Ce médicament controversé est le premier à être dirigé contre les plaques bêta-amyloïdes cérébrales, impliquées dans la physiopathologie de la maladie neurodégénérative. L'intitulé officiel de l'indication ne précise pas le stade de la maladie mais la molécule pourrait apporter les plus grands bénéfices à une phase précoce.
Si l'Alzheimer Association se réjouit outre-Atlantique de la décision de l'autorité sanitaire, beaucoup de questions sur son utilité restent en suspens. En novembre, un comité d'experts s'était prononcé contre une autorisation de ce traitement, jugeant qu'il n'avait pas suffisamment fait preuve de son efficacité. Un avis non contraignant mais dont il est rare que la FDA s'affranchisse. « Il y a eu un débat considérable autour de l'approbation d'Aduhelm, écrit dans un communiqué la Dr Patrizia Cavazzoni, de la FDA. Comme c'est souvent le cas pour l'interprétation des données scientifiques, la communauté d'experts a donné différentes perspectives. »
Des incertitudes sur l'efficacité clinique
Le comité avait étudié les données de deux études pour cet anticorps administré toutes les quatre semaines par voie intraveineuse : un grand essai clinique positif et un autre aux résultats négatifs. Compte tenu de l'absence de traitement, la FDA s'est contentée du critère intermédiaire de la réduction des plaques amyloïdes, estimant raisonnable d'espérer « d'importants bénéfices pour les patients » au vu des résultats à l'imagerie.

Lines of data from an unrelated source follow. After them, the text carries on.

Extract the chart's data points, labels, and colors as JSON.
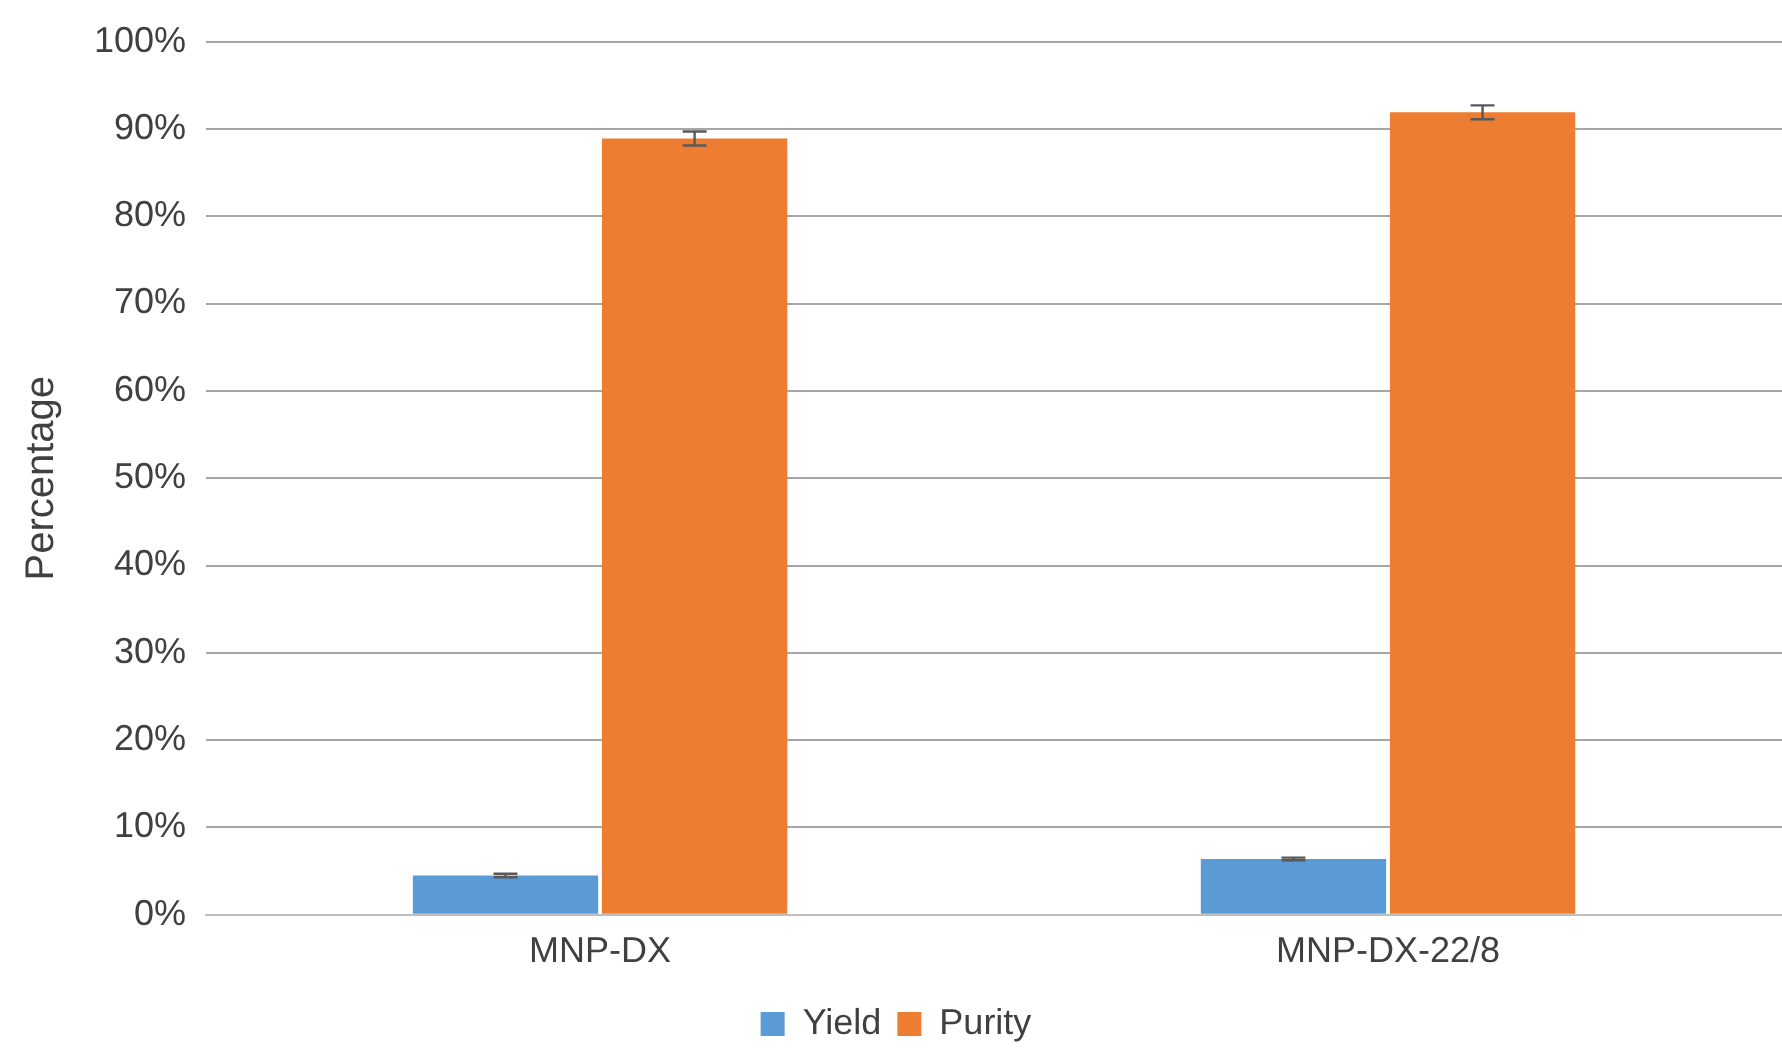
{
  "chart_data": {
    "type": "bar",
    "ylabel": "Percentage",
    "categories": [
      "MNP-DX",
      "MNP-DX-22/8"
    ],
    "series": [
      {
        "name": "Yield",
        "color": "#5b9bd5",
        "values": [
          4.5,
          6.4
        ],
        "errors": [
          0.2,
          0.15
        ]
      },
      {
        "name": "Purity",
        "color": "#ed7d31",
        "values": [
          88.9,
          91.9
        ],
        "errors": [
          0.8,
          0.8
        ]
      }
    ],
    "ylim": [
      0,
      100
    ],
    "yticks": [
      {
        "value": 0,
        "label": "0%"
      },
      {
        "value": 10,
        "label": "10%"
      },
      {
        "value": 20,
        "label": "20%"
      },
      {
        "value": 30,
        "label": "30%"
      },
      {
        "value": 40,
        "label": "40%"
      },
      {
        "value": 50,
        "label": "50%"
      },
      {
        "value": 60,
        "label": "60%"
      },
      {
        "value": 70,
        "label": "70%"
      },
      {
        "value": 80,
        "label": "80%"
      },
      {
        "value": 90,
        "label": "90%"
      },
      {
        "value": 100,
        "label": "100%"
      }
    ],
    "grid": "y",
    "legend": "bottom"
  }
}
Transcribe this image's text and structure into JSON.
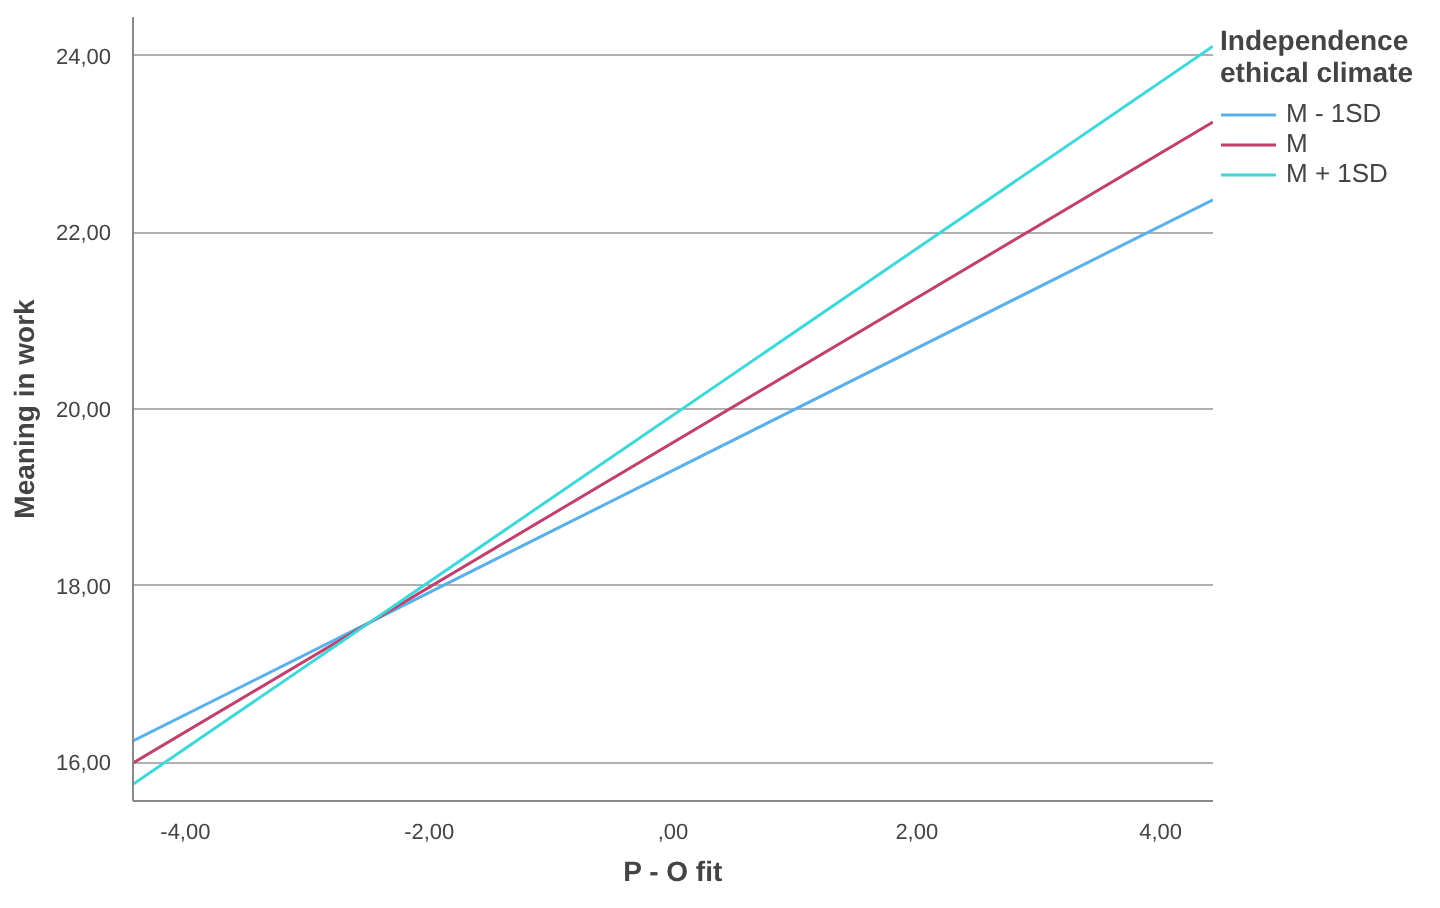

Pour cette autorisation, la FDA a par ailleurs utilisé une procédure accélérée qui ne confère au produit qu'une autorisation conditionnelle. Le régulateur américain, qui exprime malgré tout sa vigilance, a demandé à Biogen de conduire des essais cliniques post-autorisation afin d'évaluer les effets cliniques du médicament. « Si le médicament ne fonctionne pas comme prévu, nous pourrons prendre des mesures pour le retirer du marché », a prévenu la FDA.
Près de 6 millions d'Américains vivent avec Alzheimer, qui constitue la sixième cause de décès aux États-Unis. « Le besoin de traitement est urgent », a fait valoir la FDA. Comme l'a expliqué Peter Stein, responsable au sein de l'Agence, lors d'un point presse : « Nous avons clairement entendu de la part des patients qu'ils sont prêts à accepter une certaine incertitude pour avoir accès à un médicament qui pourrait produire des effets significatifs. »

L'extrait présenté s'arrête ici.